The theory is to know yourself. This is the ancient concept of spirituality: atma deepo bhava – "To become a luminous self." How do you become a luminous self, how do you know yourself? Do you know yourself through reflection: Who am I? Am I this body? Am I the senses? Am I this mind? Am I this ego? Am I the spirit? That kind of reflection does not lead to any conclusion or solution. Even after twenty years of reflecting and thinking that 'I am the eternal spirit', you are still confined to the experiences of the gross body and not to the experience of the eternal spirit.

That philosophy, therefore, is useless since it only allows you to speculate and not to realize. There has to be a process by which you experience something, and after experiencing it expressing it. Experiencing, realizing, knowing is one aspect where one becomes fulfilled and after the personal fulfillment one is expressing, giving, sharing and helping others achieve the same fulfillment in their life. These two aspects have to go together: experience and expression.

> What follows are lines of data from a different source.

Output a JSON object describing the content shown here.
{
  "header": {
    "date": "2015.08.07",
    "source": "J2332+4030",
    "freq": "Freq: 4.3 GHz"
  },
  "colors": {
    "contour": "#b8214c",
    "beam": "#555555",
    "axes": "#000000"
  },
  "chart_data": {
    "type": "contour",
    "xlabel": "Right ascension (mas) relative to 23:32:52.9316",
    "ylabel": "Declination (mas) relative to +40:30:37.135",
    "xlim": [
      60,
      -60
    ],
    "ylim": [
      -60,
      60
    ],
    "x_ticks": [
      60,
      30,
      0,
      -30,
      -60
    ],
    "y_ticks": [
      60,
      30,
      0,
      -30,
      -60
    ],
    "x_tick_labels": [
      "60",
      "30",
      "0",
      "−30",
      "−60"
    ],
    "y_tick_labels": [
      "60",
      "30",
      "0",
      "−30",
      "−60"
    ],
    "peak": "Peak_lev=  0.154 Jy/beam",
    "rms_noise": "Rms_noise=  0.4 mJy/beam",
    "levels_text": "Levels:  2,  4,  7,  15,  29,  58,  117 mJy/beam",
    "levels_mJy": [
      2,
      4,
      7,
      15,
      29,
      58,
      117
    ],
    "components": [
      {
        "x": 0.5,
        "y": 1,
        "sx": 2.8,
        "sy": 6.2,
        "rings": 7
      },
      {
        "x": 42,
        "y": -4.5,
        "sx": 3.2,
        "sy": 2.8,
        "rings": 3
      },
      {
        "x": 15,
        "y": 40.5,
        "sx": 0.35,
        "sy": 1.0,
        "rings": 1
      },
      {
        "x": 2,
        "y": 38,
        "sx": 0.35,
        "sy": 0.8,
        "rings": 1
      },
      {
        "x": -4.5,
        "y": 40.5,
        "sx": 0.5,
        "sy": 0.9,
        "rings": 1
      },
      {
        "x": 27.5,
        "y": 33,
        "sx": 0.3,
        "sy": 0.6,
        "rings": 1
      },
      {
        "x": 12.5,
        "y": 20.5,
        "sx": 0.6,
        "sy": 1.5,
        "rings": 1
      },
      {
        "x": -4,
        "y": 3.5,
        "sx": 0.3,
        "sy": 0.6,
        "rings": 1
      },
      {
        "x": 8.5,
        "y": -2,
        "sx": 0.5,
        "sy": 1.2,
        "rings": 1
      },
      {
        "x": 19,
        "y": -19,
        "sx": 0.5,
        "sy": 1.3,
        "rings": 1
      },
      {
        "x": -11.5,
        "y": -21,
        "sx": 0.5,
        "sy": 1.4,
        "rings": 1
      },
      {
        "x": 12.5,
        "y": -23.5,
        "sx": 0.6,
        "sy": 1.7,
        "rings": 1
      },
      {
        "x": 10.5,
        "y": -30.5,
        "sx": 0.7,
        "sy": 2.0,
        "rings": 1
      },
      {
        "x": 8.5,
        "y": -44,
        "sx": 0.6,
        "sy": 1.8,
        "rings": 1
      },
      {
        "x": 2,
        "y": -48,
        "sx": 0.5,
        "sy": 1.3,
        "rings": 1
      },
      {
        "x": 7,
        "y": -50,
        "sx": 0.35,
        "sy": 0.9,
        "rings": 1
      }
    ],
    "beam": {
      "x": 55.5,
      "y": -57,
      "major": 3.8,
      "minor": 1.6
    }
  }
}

People misunderstand yoga. They believe experience is the ultimate and expression is the normal behaviour of society, marital life, social life, or stressful life. Externally nothing changes. They live in society, their family, their environment and profession, yet internally they want to experience samadhi. They are only looking at the experience aspect and people have never looked at the expressive aspect, so even the search that people have in spiritual life is only a partial search: to experience something different to their normal condition or state.

Yoga provides the process of experiencing through hatha yoga, raja yoga, kriya yoga. Hatha yoga for annamaya kosha, pranamaya kosha; raja yoga for manomaya kosha, vijnanamaya kosha; and kriya yoga for anandamaya kosha. These are the three stages and when I use the word 'yoga' I do not mean general yoga but Satyananda Yoga, the teachings of Swami Sivananda and Swami Satyananda.

The sequence of hatha yoga, raja yoga, leading into kriya yoga is the experiential aspect. The expressive aspect is Swami Sivananda's 'serve, love, give': to serve is karma yoga; to love is bhakti yoga, and to give is jnana yoga. Without understanding, without knowing you cannot help anybody, you cannot give anything to anybody. Jnana, the awaking of awareness, perception, understanding and wisdom, leads to the nature of giving and sharing. Bhakti leads to the cultivation of the pure sentiment of love, union and oneness. Karma yoga is harmony of action, what you express. These three are the expressive yogas, while the previous three become the experiencing yogas.

The combination of the two aspects and the six yogas is what completes the cycle of human experience in this life. From this perspective yoga must be understood as a process that leads one through the experience of positive change and stability and allows one to express the creative and the harmonious.